Manulife Deploys AI Agents Across Core Financial Workflows

Manulife expects artificial intelligence initiatives to generate more than $1 billion in value by 2027 as it moves AI agents into internal financial workflows. The shift signals how large financial institutions are pushing beyond experimental AI pilots toward operational automation.

The Canadian insurer Manulife is developing an internal runtime platform designed to support agentic AI systems that can complete tasks across multiple datasets and software tools. According to company disclosures, about 75% of its global workforce already uses generative AI tools, and the firm currently operates more than 35 production use cases with plans to expand that number to roughly 70.

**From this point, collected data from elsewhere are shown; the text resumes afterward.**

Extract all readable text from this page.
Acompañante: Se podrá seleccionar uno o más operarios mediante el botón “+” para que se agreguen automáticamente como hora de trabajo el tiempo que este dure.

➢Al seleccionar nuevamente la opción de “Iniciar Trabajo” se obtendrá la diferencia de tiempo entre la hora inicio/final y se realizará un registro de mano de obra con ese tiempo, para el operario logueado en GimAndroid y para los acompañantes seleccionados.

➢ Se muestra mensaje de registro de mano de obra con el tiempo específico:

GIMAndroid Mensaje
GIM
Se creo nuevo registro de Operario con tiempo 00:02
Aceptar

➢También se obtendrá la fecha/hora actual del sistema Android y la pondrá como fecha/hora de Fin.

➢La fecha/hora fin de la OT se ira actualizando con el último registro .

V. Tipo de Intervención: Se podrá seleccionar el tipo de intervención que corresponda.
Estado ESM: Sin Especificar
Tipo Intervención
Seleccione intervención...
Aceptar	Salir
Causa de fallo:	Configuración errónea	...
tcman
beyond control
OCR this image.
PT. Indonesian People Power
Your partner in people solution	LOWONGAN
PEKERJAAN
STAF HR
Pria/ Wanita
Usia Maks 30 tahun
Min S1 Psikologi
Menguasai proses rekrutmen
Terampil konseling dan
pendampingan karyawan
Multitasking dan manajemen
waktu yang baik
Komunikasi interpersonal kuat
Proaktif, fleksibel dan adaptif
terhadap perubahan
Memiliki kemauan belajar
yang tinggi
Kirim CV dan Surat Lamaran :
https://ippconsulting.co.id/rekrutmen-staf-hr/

Can AI Agents Transform Financial Operations?

Unlike standard generative AI tools that respond to prompts, agent-based systems are designed to complete sequences of tasks across internal systems. A single agent could gather policy data, analyze claims records, and prepare summaries for employees handling underwriting decisions or regulatory reporting.

Insurance companies manage large volumes of structured information, including policy documents, claims files, and financial statements. That environment creates opportunities for automation that can reduce time spent gathering data before making decisions. Could AI agents meaningfully reduce administrative workload in financial institutions where routine processes still rely on manual coordination?

Industry data suggests adoption is accelerating. A 2024 global survey from McKinsey & Company found that about 65% of organizations now use generative AI in at least one business function, roughly double the share reported the previous year. Yet most deployments remain limited to narrow projects rather than full operational systems.

Financial firms face additional hurdles when deploying automation tools. Systems involved in underwriting, risk analysis, or financial reporting must remain transparent and auditable under regulatory oversight. Research from Deloitte notes that banks and insurers are increasing investment in governance frameworks and monitoring tools to manage AI-driven decision systems.

Manulife said its new platform includes controls that track how AI agents interact with internal data and document how automated decisions are produced. The next phase will test whether these systems can deliver measurable productivity gains while meeting regulatory expectations for accountability and oversight.